2. A complete budget for the state public defender system shall be provided through an annual appropriation subject to approval by the governor and the general assembly. The budget request for the state public defender system shall be approved by the commission and submitted directly to the governor and the general assembly by the director and shall not be subject to diminution or alteration by the judicial department of state government.

3. Any person who is a public defender or employee of a public defender shall be entitled to all benefits of the Missouri state employees' retirement system as defined in sections 104.310 to 104.550, RSMo.

600.101. A public defender shall be reassigned at least two days per month to any county willing to provide office space for the public defender.

632.492. Within sixty days after the completion of any examination held pursuant to section 632.489, the [circuit] court shall conduct a trial to determine whether the person is a sexually violent predator.
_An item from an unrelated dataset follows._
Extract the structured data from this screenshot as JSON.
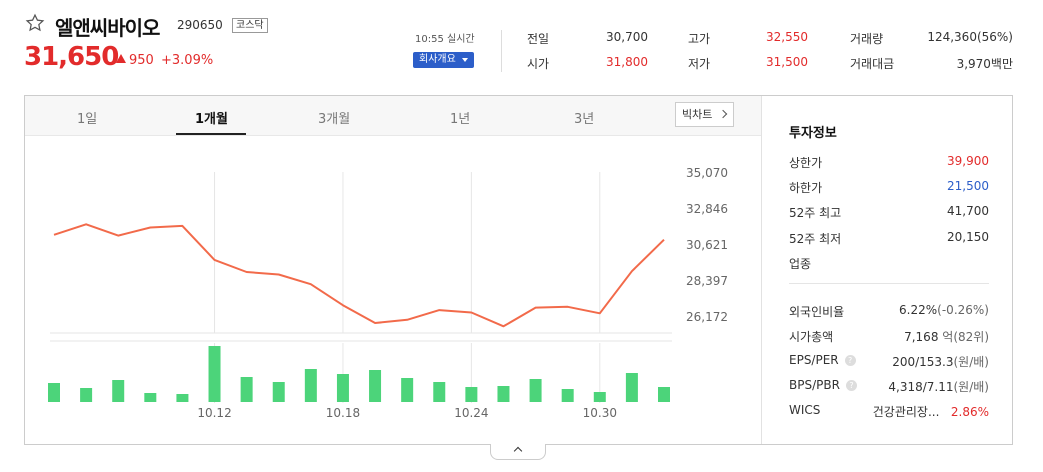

The trial may be continued upon the request of either party and a showing of good cause, or by the court on its own motion in the due administration of justice, and when the respondent will not be substantially prejudiced. At all stages of the proceedings pursuant to sections 632.480 to 632.513, any person subject to sections 632.480 to 632.513 shall be entitled to the assistance of counsel, and if the person is indigent, the court shall appoint counsel to assist such person. The person, the attorney general, or the judge shall have the right to demand that the trial be before a jury. If no demand for a jury is made, the trial shall be before the court.

Section 1. A county or any other interested municipality or person may bring an action against the commission established pursuant to section 72.400, RSMo, contesting a proposed boundary change or other commission action.

Section 2. Upon a finding of paternity by a court, the parties to a paternity action may submit, either separately or jointly, a parenting plan, as defined in section 452.310, RSMo, regarding the child who is the subject of such paternity action. If a parenting plan is submitted, the court shall order a parenting plan for such child. If the court does not have proper jurisdiction, the court shall transfer the case to an appropriate court having jurisdiction on the matter.